[Python-Dev] Misc re.match() complaint

Tue Jul 16 04:18:34 CEST 2013

On 16/07/2013 01:25, Guido van Rossum wrote:
> On Mon, Jul 15, 2013 at 5:10 PM, MRAB <python at mrabarnett.plus.com> wrote:
>> On 16/07/2013 00:30, Gregory P. Smith wrote:
>>>
>>>
>>> On Mon, Jul 15, 2013 at 4:14 PM, Guido van Rossum <guido at python.org
>>> <mailto:guido at python.org>> wrote:
>>>
>>>     In a discussion about mypy I discovered that the Python 3 version of
>>>     the re module's Match object behaves subtly different from the Python
>>>     2 version when the target string (i.e. the haystack, not the needle)
>>>     is a buffer object.
>>>
>>>     In Python 2, the type of the return value of group() is always either
>>>     a Unicode string or an 8-bit string, and the type is determined by
>>>     looking at the target string -- if the target is unicode, group()
>>>     returns a unicode string, otherwise, group() returns an 8-bit string.
>>>     In particular, if the target is a buffer object, group() returns an
>>>     8-bit string.
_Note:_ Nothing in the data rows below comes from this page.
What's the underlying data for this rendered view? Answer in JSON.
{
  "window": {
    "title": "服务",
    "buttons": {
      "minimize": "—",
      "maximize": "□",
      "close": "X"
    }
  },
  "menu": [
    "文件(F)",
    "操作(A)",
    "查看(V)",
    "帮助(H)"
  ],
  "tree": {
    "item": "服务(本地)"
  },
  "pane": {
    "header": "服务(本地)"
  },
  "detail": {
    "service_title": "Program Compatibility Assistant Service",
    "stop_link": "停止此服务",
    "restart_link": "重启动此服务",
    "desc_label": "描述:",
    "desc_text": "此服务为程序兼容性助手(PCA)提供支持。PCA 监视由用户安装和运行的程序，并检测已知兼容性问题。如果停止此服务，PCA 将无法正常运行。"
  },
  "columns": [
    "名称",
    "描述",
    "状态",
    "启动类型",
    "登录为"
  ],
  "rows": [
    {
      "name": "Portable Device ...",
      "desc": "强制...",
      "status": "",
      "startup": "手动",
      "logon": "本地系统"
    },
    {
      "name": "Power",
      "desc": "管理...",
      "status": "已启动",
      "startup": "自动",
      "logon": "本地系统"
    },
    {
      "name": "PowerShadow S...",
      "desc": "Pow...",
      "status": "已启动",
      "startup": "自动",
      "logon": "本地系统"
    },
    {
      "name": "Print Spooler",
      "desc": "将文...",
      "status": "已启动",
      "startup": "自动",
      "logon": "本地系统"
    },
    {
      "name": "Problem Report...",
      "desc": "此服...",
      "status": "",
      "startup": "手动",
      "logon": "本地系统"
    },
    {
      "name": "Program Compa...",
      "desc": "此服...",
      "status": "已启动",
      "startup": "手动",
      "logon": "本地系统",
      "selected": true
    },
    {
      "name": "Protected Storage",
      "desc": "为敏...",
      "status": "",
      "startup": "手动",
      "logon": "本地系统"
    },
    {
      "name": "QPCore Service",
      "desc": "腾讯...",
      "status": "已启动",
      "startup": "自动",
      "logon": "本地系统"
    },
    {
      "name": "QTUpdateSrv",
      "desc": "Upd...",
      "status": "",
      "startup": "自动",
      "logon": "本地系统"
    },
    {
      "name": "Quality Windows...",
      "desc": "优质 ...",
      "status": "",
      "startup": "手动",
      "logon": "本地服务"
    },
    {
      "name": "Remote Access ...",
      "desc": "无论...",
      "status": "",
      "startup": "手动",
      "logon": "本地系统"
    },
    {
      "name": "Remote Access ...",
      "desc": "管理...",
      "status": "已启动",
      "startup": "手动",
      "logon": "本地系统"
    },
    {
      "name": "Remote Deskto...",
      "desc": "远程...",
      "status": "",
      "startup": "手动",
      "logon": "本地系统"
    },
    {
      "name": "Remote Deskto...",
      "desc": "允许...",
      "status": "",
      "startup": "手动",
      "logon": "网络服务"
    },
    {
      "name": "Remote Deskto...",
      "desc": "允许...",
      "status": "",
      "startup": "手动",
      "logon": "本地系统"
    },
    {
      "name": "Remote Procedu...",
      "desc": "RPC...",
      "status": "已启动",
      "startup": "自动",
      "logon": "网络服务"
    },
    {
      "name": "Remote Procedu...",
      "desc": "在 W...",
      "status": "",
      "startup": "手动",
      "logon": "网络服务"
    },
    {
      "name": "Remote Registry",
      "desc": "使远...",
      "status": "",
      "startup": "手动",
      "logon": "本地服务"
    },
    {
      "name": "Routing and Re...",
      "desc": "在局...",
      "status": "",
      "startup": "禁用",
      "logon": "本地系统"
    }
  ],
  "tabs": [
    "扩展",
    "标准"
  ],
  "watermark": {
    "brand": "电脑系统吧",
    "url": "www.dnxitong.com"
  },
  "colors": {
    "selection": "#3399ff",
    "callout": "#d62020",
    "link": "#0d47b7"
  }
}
I think this is the appropriate behavior: otherwise
>>>     using regular expression matching to extract a small substring from a
>>>     large target string would unnecessarily keep the large target string
>>>     alive as long as the substring is alive.
>>>
>>>     But in Python 3, the behavior of group() has changed so that its
>>>     return type always matches that of the target string. I think this is
>>>     bad -- apart from the lifetime concern, it means that if your target
>>>     happens to be a bytearray, the return value isn't even hashable!
>>>
>>>     Does anyone remember whether this was a conscious decision? Is it too
>>>     late to fix?
>>>
>>>
>>> Hmm, that is not what I'd expect either. I would never expect it to
>>> return a bytearray; I'd normally assume that .group() returned a bytes
>>> object if the input was binary data and a str object if the input was
>>> unicode data (str) regardless of specific types containing the input
>>> target data.
>>>
>>> I'm going to hazard a guess that not much, if anything, would be
>>> depending on getting a bytearray out of that. Fix this in 3.4? 3.3 and
>>> earlier users are stuck with an extra bytes() call and data copy in
>>> these cases I guess.
>>>
>> I'm not sure I understand the complaint.
>>
>> I get this for Python 2.7:
>>
>> Python 2.7.5 (default, May 15 2013, 22:43:36) [MSC v.1500 32 bit (Intel)] on
>> win
>> 32
>> Type "help", "copyright", "credits" or "license" for more information.
>>>>> import array
>>>>> import re
>>>>> re.match(r"a", array.array("b", "a")).group()
>> array('b', [97])
>>
>> It's the same even in Python 2.4.
>
> Ah, but now try it with buffer():
>
>>> re.search('yz+', buffer('xyzzy')).group()
> 'yzz'
>>>>
>
> The equivalent in Python 3 (using memoryview) returns a memoryview:
>
>>>> re.search(b'yz+', memoryview(b'xyzzy')).group()
> <memory at 0x10d03a688>
>>>>
>
> And I still think that any return type for group() except bytes or str
> is wrong. (Except possibly a subclass of these.)
>
On the other hand, I think that it's not unreasonable that the output
is the same type as the input. You could reason that what it's doing is
returning a slice of the input, and that slice should be the same type
as its source.

Incidentally, the regex module does what Python 3's re module currently
does, even in Python 2. Nobody's complained!